Iran launches first satellite

Iran’s missile, technology space and weapons effort has been going since the late 1980s.  We know they have a nuclear program, and long range ballistic missile capability.  This is their first sucessful satellite launch.  North Korea has nuclear weapons and ballistic missiles much like that seen in Iran, but North Korea has failed in its satellite launch attempts….


Iran has launched its first domestically built satellite into space.

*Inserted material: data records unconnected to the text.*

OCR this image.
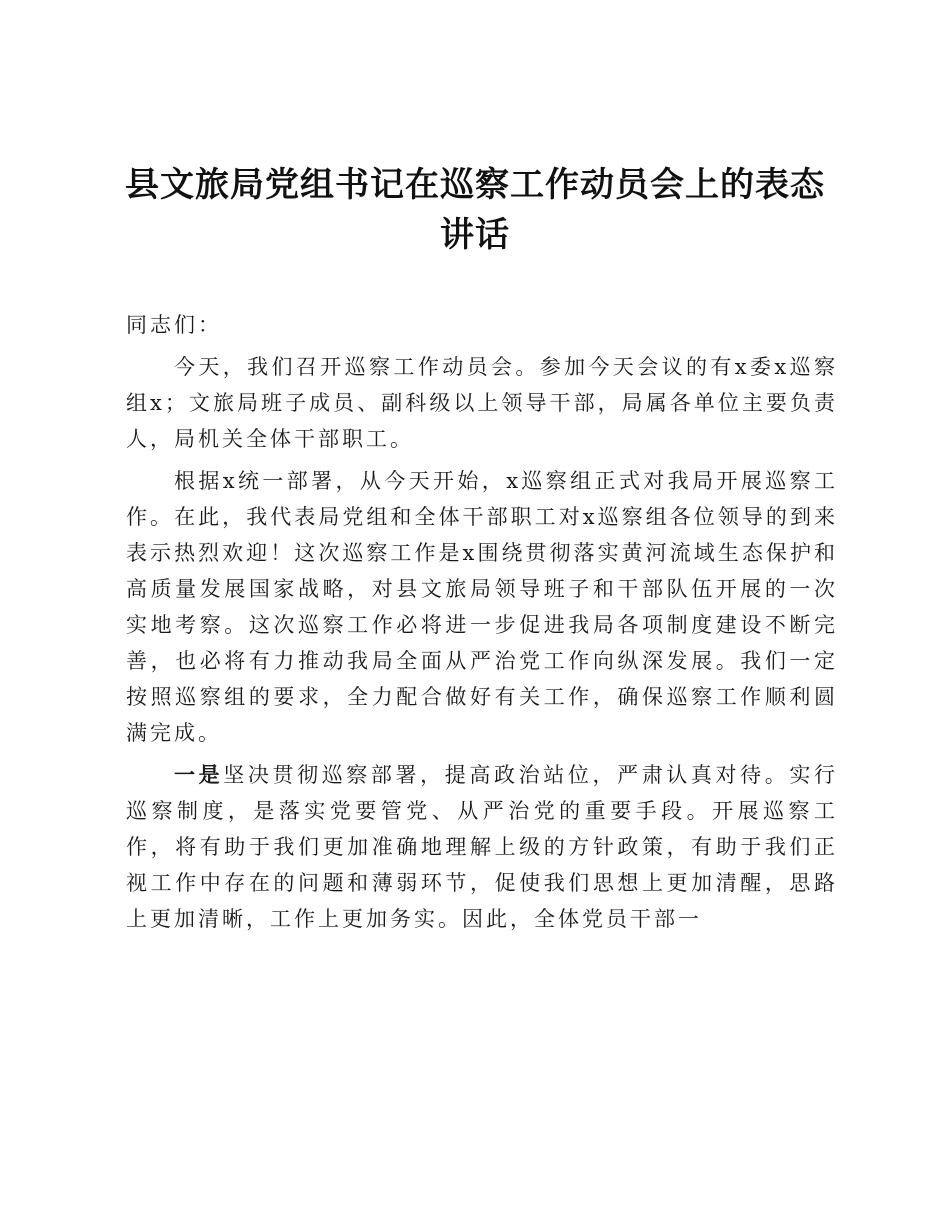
县文旅局党组书记在巡察工作动员会上的表态讲话

同志们：

今天，我们召开巡察工作动员会。参加今天会议的有x委x巡察组x；文旅局班子成员、副科级以上领导干部，局属各单位主要负责人，局机关全体干部职工。

根据x统一部署，从今天开始，x巡察组正式对我局开展巡察工作。在此，我代表局党组和全体干部职工对x巡察组各位领导的到来表示热烈欢迎！这次巡察工作是x围绕贯彻落实黄河流域生态保护和高质量发展国家战略，对县文旅局领导班子和干部队伍开展的一次实地考察。这次巡察工作必将进一步促进我局各项制度建设不断完善，也必将有力推动我局全面从严治党工作向纵深发展。我们一定按照巡察组的要求，全力配合做好有关工作，确保巡察工作顺利圆满完成。

一是坚决贯彻巡察部署，提高政治站位，严肃认真对待。实行巡察制度，是落实党要管党、从严治党的重要手段。开展巡察工作，将有助于我们更加准确地理解上级的方针政策，有助于我们正视工作中存在的问题和薄弱环节，促使我们思想上更加清醒，思路上更加清晰，工作上更加务实。因此，全体党员干部一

The launch of the Omid satellite, meaning Hope, was timed to coincide with the 30th anniversary of the Islamic revolution and United Nations talks aimed at stopping Iran’s nuclear programme.

The Telegraph (UK)

The Safir (ambassador) satellite-carrier rocket, carrying Iran's ... 
The Safir (ambassador) satellite-carrier rocket, carrying Iran’s Omid 2 (hope) satellite, is launched at an unknown location in Iran in this handout picture sent to Reuters by Iranian Fars News February 3, 2009. Iran said it launched its first domestically made satellite into orbit on Tuesday, boasting major progress in its space technology when tension with the West over its nuclear ambitions persists. Omid, launched as Iran marks the 30th anniversary this month of the 1979 Islamic revolution that ousted the U.S.-backed shah, is designed for research and telecommunications, state television said.(Fars News/Reuters)

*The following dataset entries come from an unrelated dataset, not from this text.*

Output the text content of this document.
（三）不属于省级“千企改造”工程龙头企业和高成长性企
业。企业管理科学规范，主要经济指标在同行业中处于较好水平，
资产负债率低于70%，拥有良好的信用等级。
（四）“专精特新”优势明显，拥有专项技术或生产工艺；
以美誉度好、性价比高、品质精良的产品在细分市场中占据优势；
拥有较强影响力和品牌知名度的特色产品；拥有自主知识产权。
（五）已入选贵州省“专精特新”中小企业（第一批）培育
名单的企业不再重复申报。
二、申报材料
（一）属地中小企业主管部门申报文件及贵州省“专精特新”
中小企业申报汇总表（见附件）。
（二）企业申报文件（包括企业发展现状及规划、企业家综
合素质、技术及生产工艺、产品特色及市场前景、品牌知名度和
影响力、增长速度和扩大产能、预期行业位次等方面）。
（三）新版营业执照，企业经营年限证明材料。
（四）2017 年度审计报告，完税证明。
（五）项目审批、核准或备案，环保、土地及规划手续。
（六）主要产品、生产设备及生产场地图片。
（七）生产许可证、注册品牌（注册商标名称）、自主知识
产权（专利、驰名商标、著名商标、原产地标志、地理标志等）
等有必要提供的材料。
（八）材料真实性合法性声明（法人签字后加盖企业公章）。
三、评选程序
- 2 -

“Dear Iranians, your children have put the first indigenous satellite into orbit,” said President Mahmoud Ahmadinejad in a broadcast on state television.

“With this launch the Islamic Republic of Iran has officially achieved a presence in space.”

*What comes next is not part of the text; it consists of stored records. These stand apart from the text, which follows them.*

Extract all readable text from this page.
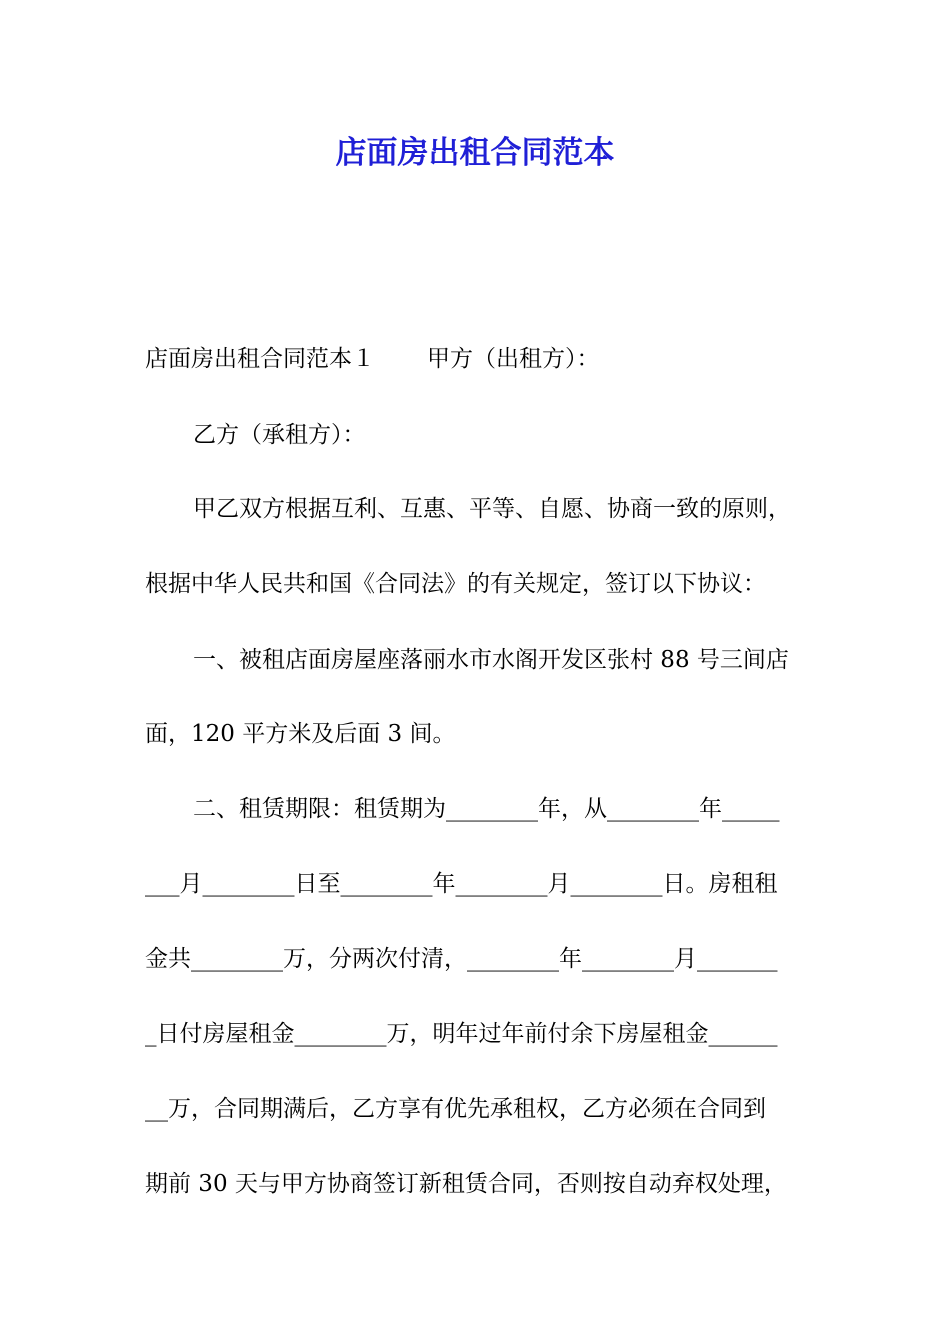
店面房出租合同范本

店面房出租合同范本１ 甲方（出租方）：

乙方（承租方）：

甲乙双方根据互利、互惠、平等、自愿、协商一致的原则，

根据中华人民共和国《合同法》的有关规定，签订以下协议：

一、被租店面房屋座落丽水市水阁开发区张村 88 号三间店

面，120 平方米及后面 3 间。

二、租赁期限：租赁期为________年，从________年_____

___月________日至________年________月________日。房租租

金共________万，分两次付清，________年________月_______

_日付房屋租金________万，明年过年前付余下房屋租金______

__万，合同期满后，乙方享有优先承租权，乙方必须在合同到

期前 30 天与甲方协商签订新租赁合同，否则按自动弃权处理，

The launch has highlighted international concerns that Iran will use domestically developed space technology to develop intercontinental nuclear missiles.

Tehran is at odds with the international community and the UN over a controversial nuclear programme which Iran has insisted is only for peaceful energy purposes.

The United States and European Union suspect that Iran is secretly developing atomic weapons and harbours ambitions to use its home grown Safir space rocket technology to build long-range ballistic missiles capable of carrying nuclear warheads.

Omid’s take off comes just a one day before senior diplomats from the UN Security Council meet in Germany to discuss Iran’s refusal to stop uranium enrichment as part of its nuclear programme.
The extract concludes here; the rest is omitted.